I told him, not unkindly, as he was a likeable enough guy, “Being fair is to pay her and the kids support using your actual income figures and not those you report to the Income Revenue Service.”
He eagerly nodded his agreement. Also, I suggested, when obtaining an appraisal of the business it would be necessary to consider the additional income from the monthly auctions, which, of course, were not shown on financial statements. This was more reluctantly agreed upon. He feared his brothers wouldn’t like it.

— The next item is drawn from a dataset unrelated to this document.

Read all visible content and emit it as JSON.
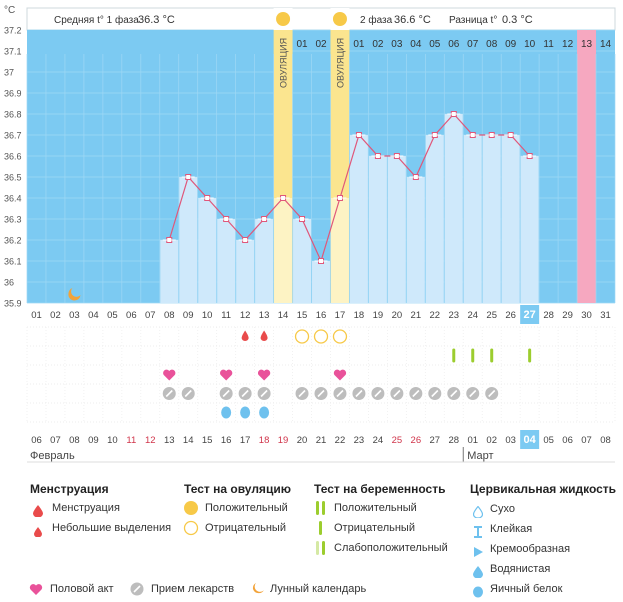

The matter was resolved in a satisfactory manner. The worth of the business had already been appraised for buy-out purposes by the brothers and the appraisal was generous, factoring in, I suspected the extra revenue. His share of the business went against his one-half equity in the home which resulted in Pina emerging as the sole owner. Support was paid for her and the children according to his actual income. Custody of the three boys was shared, although Pina received support as if the majority of the children’s time was spent with her.
This, incidentally, is always a good thing, as I always told my male clients. If you really want to see a lot of your kids, but your wife fears that that will mean a reduction in child support, simply pay her according to the guidelines just as if she were the main custodial parent. It’s stupid to let a little thing like money prevent you from having a great relationship and lots of time with your kids.